A mother's love
My adopted son, already the father of three, faces a future of dead-end jobs and near poverty. What do I owe him and my unexpected, fragile grandchildren?
By Sallie Tisdale
Read more: Sallie Tisdale, Poverty, Parenting, Adoption, Life
Nov. 29, 2006 | It started six years ago, when my eldest son met Corina. He was 23, and living on the disability payments he receives because of profound deafness. She was just 21, with a 4-year-old daughter. They lived in subsidized housing while Corina took a few community college classes and collected welfare. Within a few months, Rafael had moved into the apartment in a small city in Oregon, an hour's drive from our home in Portland. A few months later, they announced happily that Corina was pregnant.
Austin was born. Corina dropped out of school.
A year later, Taylor was born. They borrowed $500 from us to pay the deposit, and moved into a duplex. Rafael somehow managed to get a loan for a car. They found seasonal jobs, went back to unemployment, signed up for classes, dropped out of classes. They spent their days with the babies, in the directionless leisure of poverty.
Ups, and downs. Rafael got a job, a real job, stocking the soup shelves in a big-box grocery discount store. They moved again, into a house. Corina worked part-time at a deli; they took different shifts, shared childcare, stayed sober, kept the house clean. Then Kaylee was born, and they moved again.
There was never enough money for all the things they wanted to buy. They started charging things -- clothes, televisions, bicycles. The car was repossessed. They dodged creditors; the phone was disconnected.
And in what seemed an almost inevitable way, things got physical. She threw all his clothes out the window; he slept in the car. He packed and left for a few days. When he knocked her down and kicked her, she called me and I told her to call the police. Rafael was arrested and thrown into a draconian probation agreement that prevented him from having any contact with Corina for more than a year. During that long year, she fell in love with Tyson, a mutual friend who has two small children of his own.

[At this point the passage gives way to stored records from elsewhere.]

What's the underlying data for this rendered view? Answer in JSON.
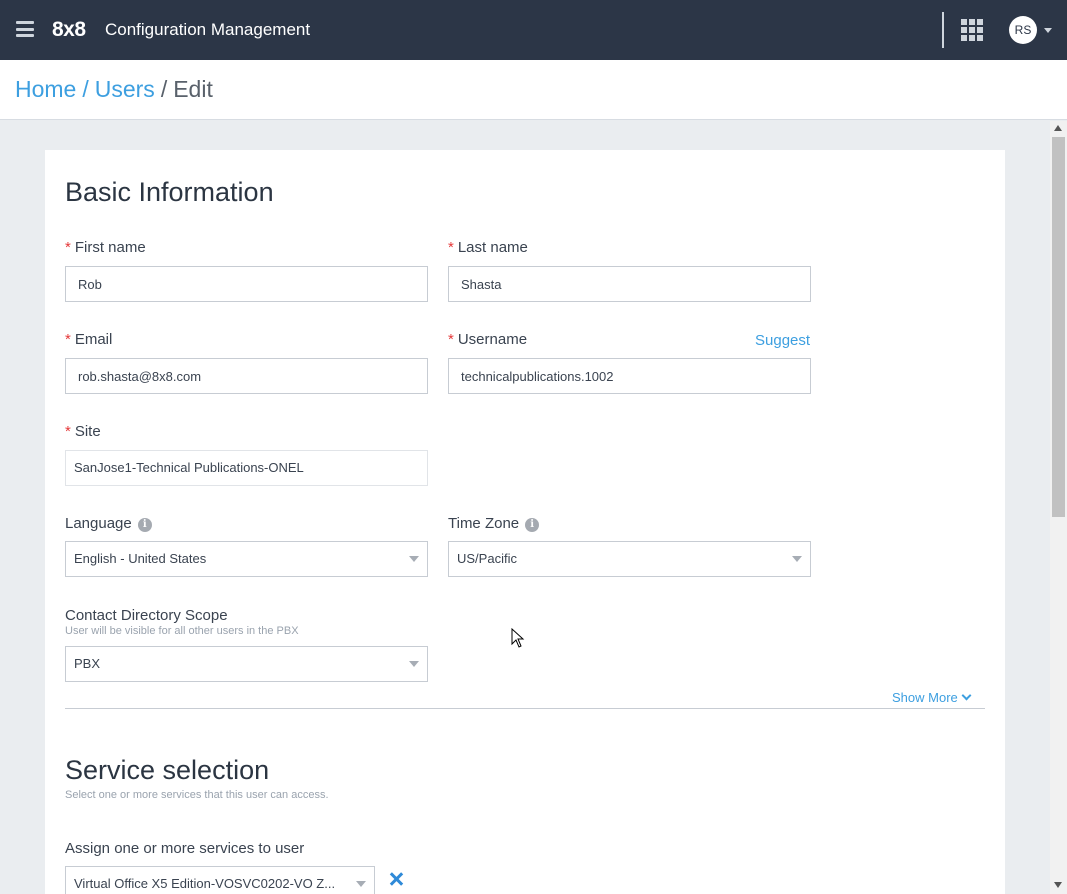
{
  "header": {
    "brand": "8x8",
    "app_title": "Configuration Management",
    "avatar_initials": "RS",
    "colors": {
      "bar": "#2c3647",
      "accent": "#3d9fe0"
    }
  },
  "breadcrumb": {
    "home": "Home",
    "users": "Users",
    "current": "Edit",
    "separator": "/"
  },
  "basic_info": {
    "title": "Basic Information",
    "first_name": {
      "label": "First name",
      "value": "Rob"
    },
    "last_name": {
      "label": "Last name",
      "value": "Shasta"
    },
    "email": {
      "label": "Email",
      "value": "rob.shasta@8x8.com"
    },
    "username": {
      "label": "Username",
      "value": "technicalpublications.1002",
      "suggest_label": "Suggest"
    },
    "site": {
      "label": "Site",
      "value": "SanJose1-Technical Publications-ONEL"
    },
    "language": {
      "label": "Language",
      "value": "English - United States"
    },
    "time_zone": {
      "label": "Time Zone",
      "value": "US/Pacific"
    },
    "contact_scope": {
      "label": "Contact Directory Scope",
      "hint": "User will be visible for all other users in the PBX",
      "value": "PBX"
    },
    "show_more_label": "Show More",
    "required_marker": "*",
    "info_glyph": "i"
  },
  "service_selection": {
    "title": "Service selection",
    "subtitle": "Select one or more services that this user can access.",
    "assign_label": "Assign one or more services to user",
    "selected_service": "Virtual Office X5 Edition-VOSVC0202-VO Z..."
  }
}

When Rafael was finally allowed to return, he found Tyson living there, with Corina and the children. Tyson and Corina broke up last week, though, and both the living arrangements and the partnerships are in flux. Corina is pregnant again, by Tyson.
With Austin, the first baby, I began to practice the delicate task of helping out and minding my own business at the same time. I struggled as well with guilt -- that somehow I had failed as his parent, that he could do no better than this. We adopted him from Guatemala when he was 9 years old, after a painfully deprived childhood. He had no education until then, and I had hoped that he would learn to love school, and take as much as he could. I had imagined that I could heal some of his wounds. But the difficult early years, the loss of his family, the long years without attachment or security, were much stronger influences than we could be in the long run. In a way that I can witness but not control, he feels much more at home in the drifting world of the lower class than in the settled middle class where we live. He feels a biting sense of entitlement still; the belief that he is owed something, that he should not have to work so hard for his life anymore, eats away at him. He resents any implication that he is responsible for his problems.

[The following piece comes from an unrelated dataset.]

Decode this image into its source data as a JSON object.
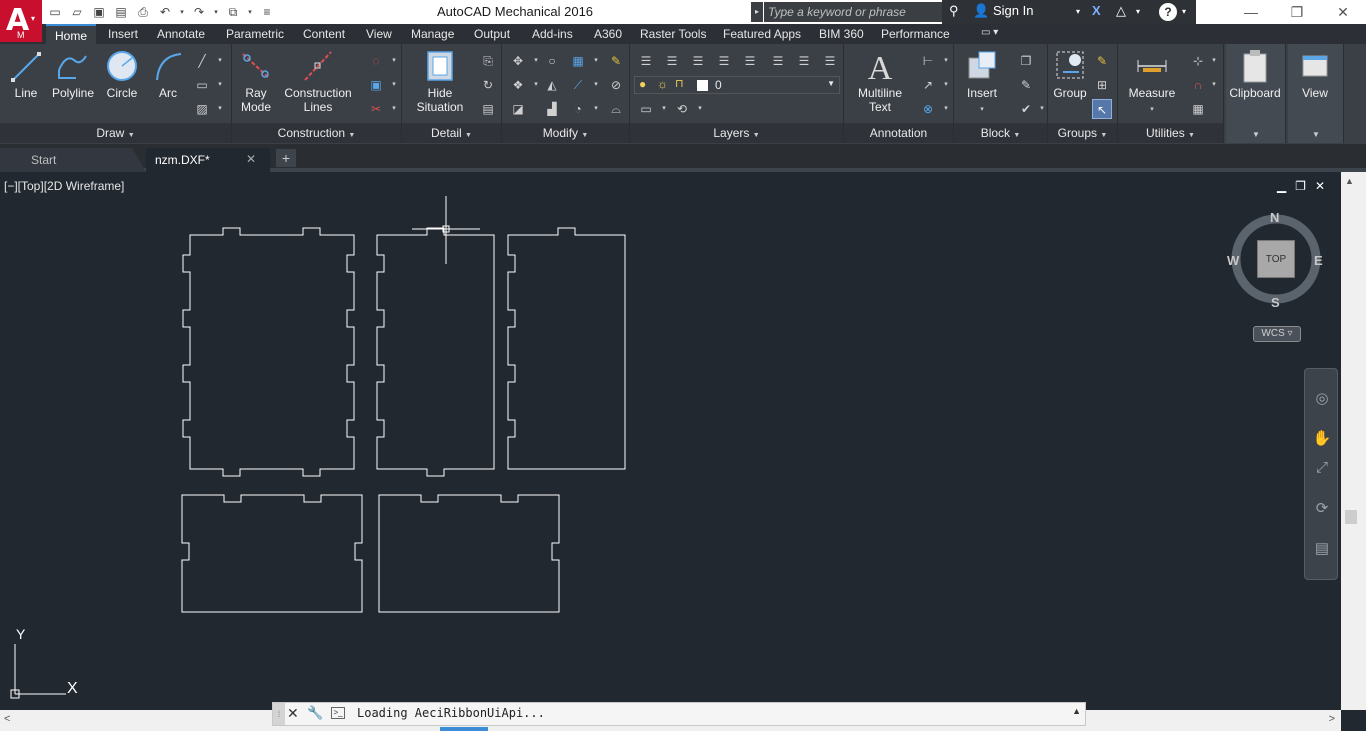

But I could vividly see his and Corina's bleak future of small apartments, dead-end jobs, no education, and never enough money. I knew they needed more help than I wanted to give. I told myself they were young, that people make mistakes, that we are all entitled to at least a second chance. But I saw as well their total dependence on outside help -- not only help from family, but on public assistance of several kinds. They seemed not only unable to support themselves, but unable or unwilling to do much about it.
The task of children is differentiation, and that means difference -- different values, different goals. The struggle of a child is partly the struggle to be seen as something other than a child, until it becomes true. The struggle of a parent is that we never stop feeling like a parent, and a little responsible for their behavior. These are complex and textured relationships; we want them to grow, we want them to stay, and they want the same impossible things.